Lord Beeching’s, Aberystwyth

Lord Beeching’s, Alexandra Road, Aberystwyth

This pub is named after the author of a controversial report which led to the closure of many rail lines and stations in the 1960s.

The pub was known as the Railway Inn within four years of Aberystwyth’s first passenger train arriving at the nearby station. It retained the name until the 1990s, when it was renamed after Dr Richard Beeching (1913-1985). He was a director of Imperial Chemical Industries before chairing the British Railways Board. His chief task was to stem the heavy losses which continued at government-owned BR in spite of major post-war modernisation. In 1963 his report The Reshaping of British Railways caused an outry, since it recommended closure of many lines and stations.
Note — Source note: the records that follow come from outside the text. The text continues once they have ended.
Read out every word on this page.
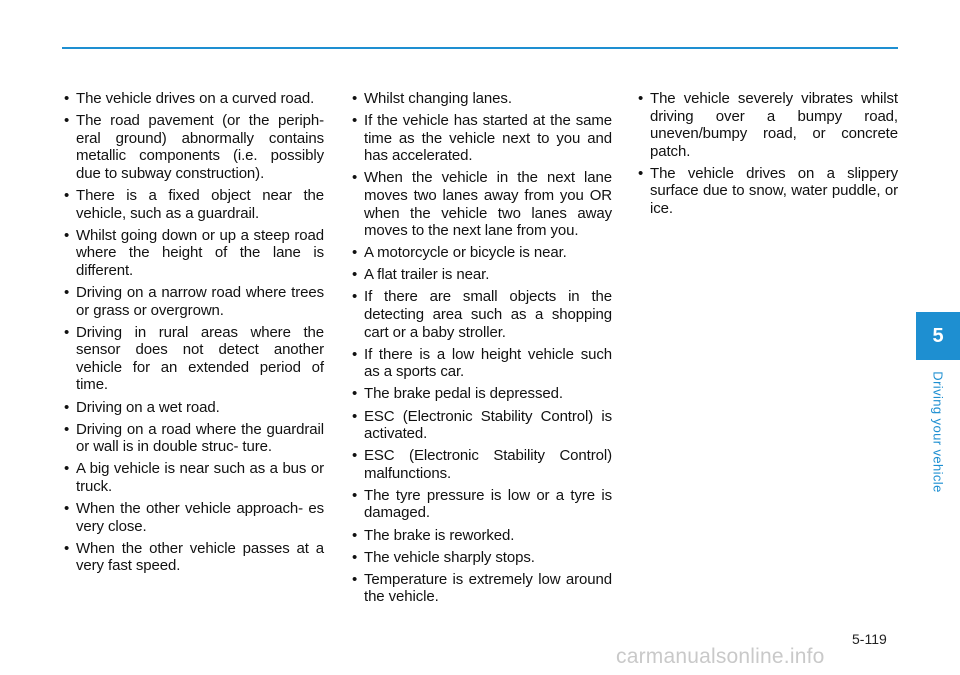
• The vehicle drives on a curved road.
• The road pavement (or the periph- eral ground) abnormally contains metallic components (i.e. possibly due to subway construction).
• There is a fixed object near the vehicle, such as a guardrail.
• Whilst going down or up a steep road where the height of the lane is different.
• Driving on a narrow road where trees or grass or overgrown.
• Driving in rural areas where the sensor does not detect another vehicle for an extended period of time.
• Driving on a wet road.
• Driving on a road where the guardrail or wall is in double struc- ture.
• A big vehicle is near such as a bus or truck.
• When the other vehicle approach- es very close.
• When the other vehicle passes at a very fast speed.
• Whilst changing lanes.
• If the vehicle has started at the same time as the vehicle next to you and has accelerated.
• When the vehicle in the next lane moves two lanes away from you OR when the vehicle two lanes away moves to the next lane from you.
• A motorcycle or bicycle is near.
• A flat trailer is near.
• If there are small objects in the detecting area such as a shopping cart or a baby stroller.
• If there is a low height vehicle such as a sports car.
• The brake pedal is depressed.
• ESC (Electronic Stability Control) is activated.
• ESC (Electronic Stability Control) malfunctions.
• The tyre pressure is low or a tyre is damaged.
• The brake is reworked.
• The vehicle sharply stops.
• Temperature is extremely low around the vehicle.
• The vehicle severely vibrates whilst driving over a bumpy road, uneven/bumpy road, or concrete patch.
• The vehicle drives on a slippery surface due to snow, water puddle, or ice.
5
Driving your vehicle
5-119
carmanualsonline.info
Community campaigns sprang up to save local railways. Some routes were reprieved but more than 12,000km of lines were closed along with stations, goods yards and locomotive depots.

Among the casualties was the line from Aberystwyth to Lampeter and Carmarthen, which closed in 1964. Calls for its reopening have continued ever since. In 1966 Elystan Morgan, MP for Cardigan, told Parliament that the line should be reopened because the alternative of a through bus was “wholly inadequate”, and the loss of freight trains would put at least 10,000 additional lorry loads a year onto local roads. He also doubted that the authorities had considered the county’s “holiday population” or the rapid growth of the university colleges in Aberystwyth and Lampeter.

Dr Beeching received a life peerage in 1965. His railway legacy was not entirely negative and included the far-sighted creation of a Freightliner network for containerised goods.